Less importantly, the last paragraph says that the probability that two samples are orthogonal is "very high". Being precisely orthogonal is technically a probability zero event. There author means "very close to orthogonal."

There was a good discussion about this problem in the context of Monte Carlo simulations in (1).

(1) https://arxiv.org/abs/1701.02434




On that point my teeth were grinding because it assumes an identity covariance matrix. Ie the bubble needn't even be spherical.

The second is that the squared norm has a chisq distribution. There's no point simulating it. You can just plot the pdf, and have all kinds of facts about its mean, var, entropy etc. Also, iirc Shannon had something to say about this.

However, I do think these facts are worth a reminder.
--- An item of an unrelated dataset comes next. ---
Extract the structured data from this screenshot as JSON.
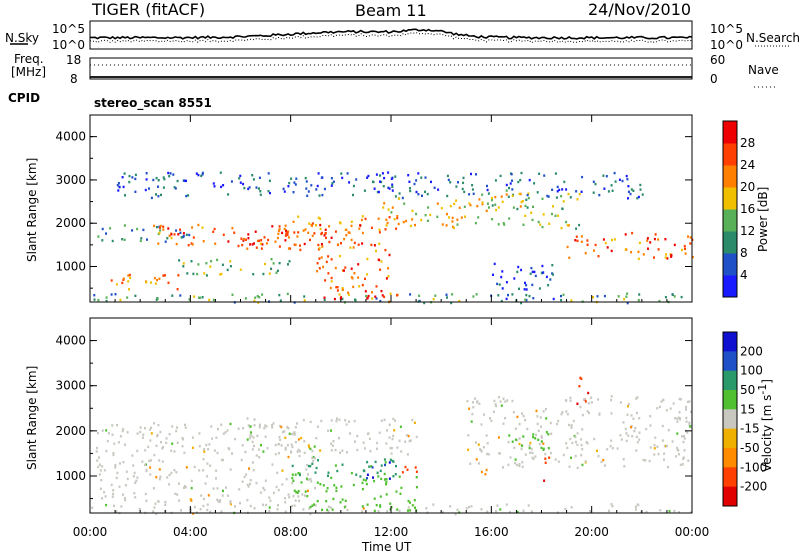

I don't (on the first point). Everyone with the background to understand the problem under discussion and appreciate the explanation already understands that Gaussians are parametrized. I challenge you to find a counterexample. The specifics of non-isotropic parametrizations are even less relevant to the discussion than scalar parametrization.

On the second point, I agree that the approximation deserves a mention.


> There was a good discussion about this problem in the context of Monte Carlo simulations in (1).

There was some discussion here about that paper a few months ago:

https://news.ycombinator.com/item?id=13750621


In fact that's where I found it from!